Putting Daylight Savings Time Into Effect
President Woodrow Wilson signed the bill on March 19, 1918. When Daylight Savings Time went into effect on March 30, the rationale was that it was needed to help the United States in the war effort of WWI.
“Now that it is actually going to be made effective don’t plan to spend that extra hour of afternoon sunlight for pleasure. Make plans at once to devote that extra hour working in war gardens, or at some other out of door labor that will aid in helping to win the war,” wrote the New Castle News on March 20, 1918.
It was also expected that the extra hour of daylight would conserve coal for use in the war.

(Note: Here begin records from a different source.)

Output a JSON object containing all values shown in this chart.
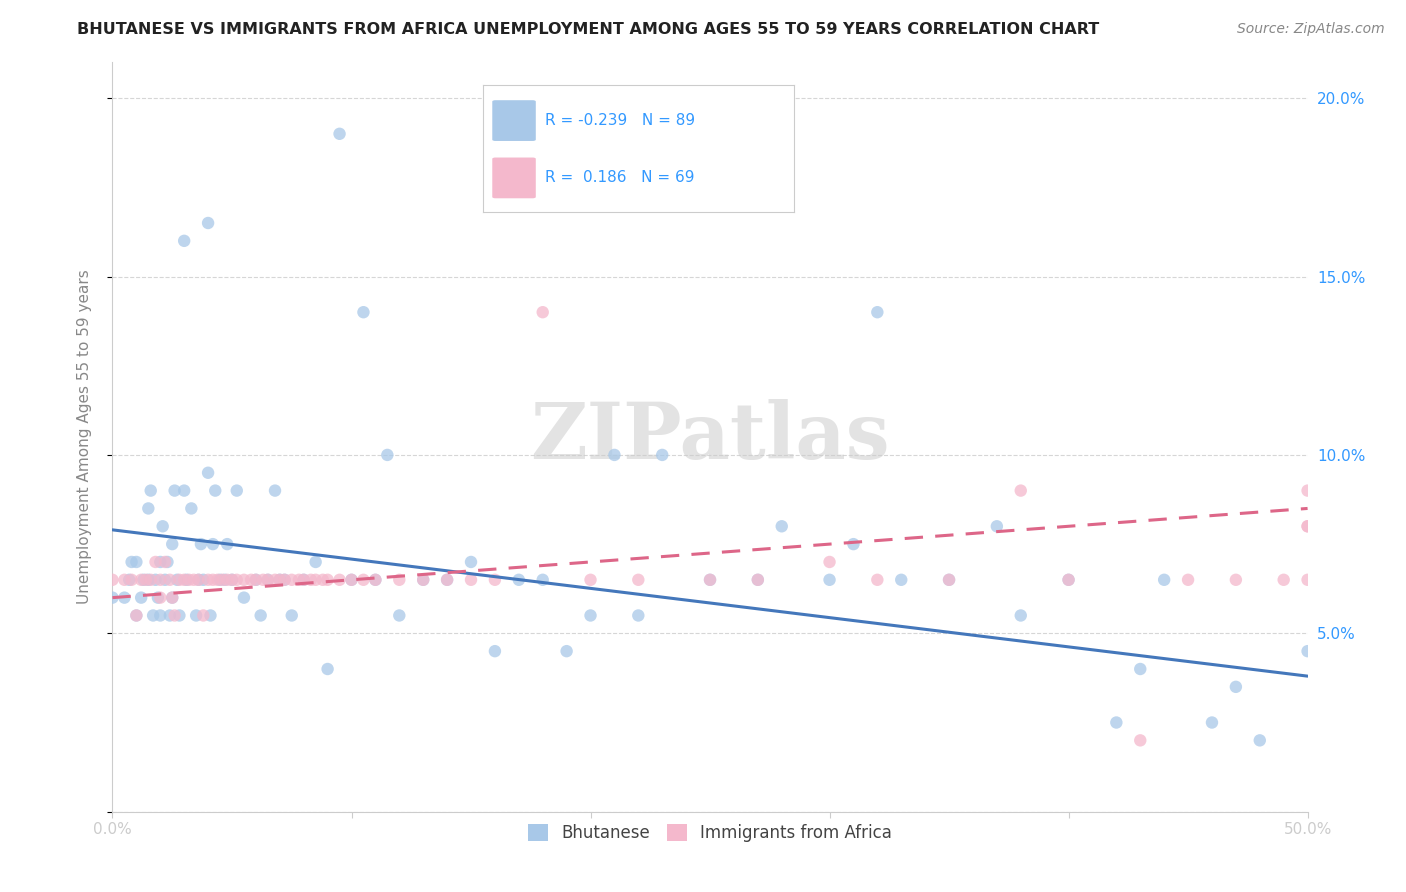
{
  "title": "BHUTANESE VS IMMIGRANTS FROM AFRICA UNEMPLOYMENT AMONG AGES 55 TO 59 YEARS CORRELATION CHART",
  "source": "Source: ZipAtlas.com",
  "ylabel": "Unemployment Among Ages 55 to 59 years",
  "xlim": [
    0.0,
    0.5
  ],
  "ylim": [
    0.0,
    0.21
  ],
  "xticks": [
    0.0,
    0.1,
    0.2,
    0.3,
    0.4,
    0.5
  ],
  "xticklabels": [
    "0.0%",
    "",
    "",
    "",
    "",
    "50.0%"
  ],
  "yticks": [
    0.0,
    0.05,
    0.1,
    0.15,
    0.2
  ],
  "yticklabels_right": [
    "",
    "5.0%",
    "10.0%",
    "15.0%",
    "20.0%"
  ],
  "legend_r1": "R = -0.239",
  "legend_n1": "N = 89",
  "legend_r2": "R =  0.186",
  "legend_n2": "N = 69",
  "color_blue": "#a8c8e8",
  "color_pink": "#f4b8cc",
  "color_blue_line": "#4477bb",
  "color_pink_line": "#dd6688",
  "watermark": "ZIPatlas",
  "blue_line_x0": 0.0,
  "blue_line_y0": 0.079,
  "blue_line_x1": 0.5,
  "blue_line_y1": 0.038,
  "pink_line_x0": 0.0,
  "pink_line_y0": 0.06,
  "pink_line_x1": 0.5,
  "pink_line_y1": 0.085,
  "bhutanese_x": [
    0.0,
    0.005,
    0.007,
    0.008,
    0.01,
    0.01,
    0.012,
    0.013,
    0.015,
    0.015,
    0.016,
    0.017,
    0.018,
    0.019,
    0.02,
    0.02,
    0.021,
    0.022,
    0.023,
    0.024,
    0.025,
    0.025,
    0.026,
    0.027,
    0.028,
    0.03,
    0.03,
    0.031,
    0.033,
    0.035,
    0.036,
    0.037,
    0.038,
    0.04,
    0.04,
    0.041,
    0.042,
    0.043,
    0.045,
    0.047,
    0.048,
    0.05,
    0.052,
    0.055,
    0.06,
    0.062,
    0.065,
    0.068,
    0.07,
    0.072,
    0.075,
    0.08,
    0.085,
    0.09,
    0.095,
    0.1,
    0.105,
    0.11,
    0.115,
    0.12,
    0.13,
    0.14,
    0.15,
    0.16,
    0.17,
    0.18,
    0.19,
    0.2,
    0.21,
    0.22,
    0.23,
    0.25,
    0.27,
    0.28,
    0.3,
    0.31,
    0.32,
    0.33,
    0.35,
    0.37,
    0.38,
    0.4,
    0.42,
    0.43,
    0.44,
    0.46,
    0.47,
    0.48,
    0.5
  ],
  "bhutanese_y": [
    0.06,
    0.06,
    0.065,
    0.07,
    0.055,
    0.07,
    0.06,
    0.065,
    0.065,
    0.085,
    0.09,
    0.055,
    0.065,
    0.06,
    0.055,
    0.07,
    0.08,
    0.065,
    0.07,
    0.055,
    0.06,
    0.075,
    0.09,
    0.065,
    0.055,
    0.16,
    0.09,
    0.065,
    0.085,
    0.055,
    0.065,
    0.075,
    0.065,
    0.095,
    0.165,
    0.055,
    0.075,
    0.09,
    0.065,
    0.065,
    0.075,
    0.065,
    0.09,
    0.06,
    0.065,
    0.055,
    0.065,
    0.09,
    0.065,
    0.065,
    0.055,
    0.065,
    0.07,
    0.04,
    0.19,
    0.065,
    0.14,
    0.065,
    0.1,
    0.055,
    0.065,
    0.065,
    0.07,
    0.045,
    0.065,
    0.065,
    0.045,
    0.055,
    0.1,
    0.055,
    0.1,
    0.065,
    0.065,
    0.08,
    0.065,
    0.075,
    0.14,
    0.065,
    0.065,
    0.08,
    0.055,
    0.065,
    0.025,
    0.04,
    0.065,
    0.025,
    0.035,
    0.02,
    0.045
  ],
  "africa_x": [
    0.0,
    0.005,
    0.008,
    0.01,
    0.012,
    0.014,
    0.016,
    0.018,
    0.02,
    0.02,
    0.022,
    0.024,
    0.025,
    0.026,
    0.028,
    0.03,
    0.032,
    0.034,
    0.036,
    0.038,
    0.04,
    0.042,
    0.044,
    0.046,
    0.048,
    0.05,
    0.052,
    0.055,
    0.058,
    0.06,
    0.063,
    0.065,
    0.068,
    0.07,
    0.072,
    0.075,
    0.078,
    0.08,
    0.083,
    0.085,
    0.088,
    0.09,
    0.095,
    0.1,
    0.105,
    0.11,
    0.12,
    0.13,
    0.14,
    0.15,
    0.16,
    0.18,
    0.2,
    0.22,
    0.25,
    0.27,
    0.3,
    0.32,
    0.35,
    0.38,
    0.4,
    0.43,
    0.45,
    0.47,
    0.49,
    0.5,
    0.5,
    0.5,
    0.5
  ],
  "africa_y": [
    0.065,
    0.065,
    0.065,
    0.055,
    0.065,
    0.065,
    0.065,
    0.07,
    0.065,
    0.06,
    0.07,
    0.065,
    0.06,
    0.055,
    0.065,
    0.065,
    0.065,
    0.065,
    0.065,
    0.055,
    0.065,
    0.065,
    0.065,
    0.065,
    0.065,
    0.065,
    0.065,
    0.065,
    0.065,
    0.065,
    0.065,
    0.065,
    0.065,
    0.065,
    0.065,
    0.065,
    0.065,
    0.065,
    0.065,
    0.065,
    0.065,
    0.065,
    0.065,
    0.065,
    0.065,
    0.065,
    0.065,
    0.065,
    0.065,
    0.065,
    0.065,
    0.14,
    0.065,
    0.065,
    0.065,
    0.065,
    0.07,
    0.065,
    0.065,
    0.09,
    0.065,
    0.02,
    0.065,
    0.065,
    0.065,
    0.065,
    0.08,
    0.08,
    0.09
  ]
}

Though it would take some getting used to for Americans, 12 European countries were already using it.
How Daylight Savings Time Came To Be
Benjamin Franklin is credited with first proposing Daylight Savings Time in his 1784 essay, “An Economical Project.”
However, it wasn’t seriously considered until William Willet, a London builder, took up the cause in his 1907 pamphlet “Waste of Daylight.” He got his idea during an early morning ride when he noticed people still sleeping with their blinds closed although the sun had risen. Willet’s idea was to move clocks ahead by 20 minutes for four Sundays in April and do the reverse in September.
Though a bill was introduced to Parliament several times, it failed to pass. Willet died thinking most people scoffed at his idea.
However, England adopted it in May 1916. As predicted, the switch caused a lot of confusion.
Allowing Local Control
Though Daylight Savings Time was initially mandatory, part of the original U.S. legislation was repealed in 1919, leaving the option as to whether to participate up to the localities.
Congress passed the Uniform Time Act in 1966. This set the start and end dates for Daylight Savings Time but still left the decision to the localities.
The start and end times were adjusted in 1986 and 2005.
U.S. Participants in Daylight Savings Time
Most places in the U.S. observe Daylight Savings Time except for Arizona, Hawaii, Puerto Rico and the Virgin Islands.
Benefits of Daylight Savings Time
Having more daylight in the evening has been shown to save energy, decrease crime and reduce traffic accidents. The most-basic reason, however, is that most people just enjoy having more daylight time to enjoy the summer days.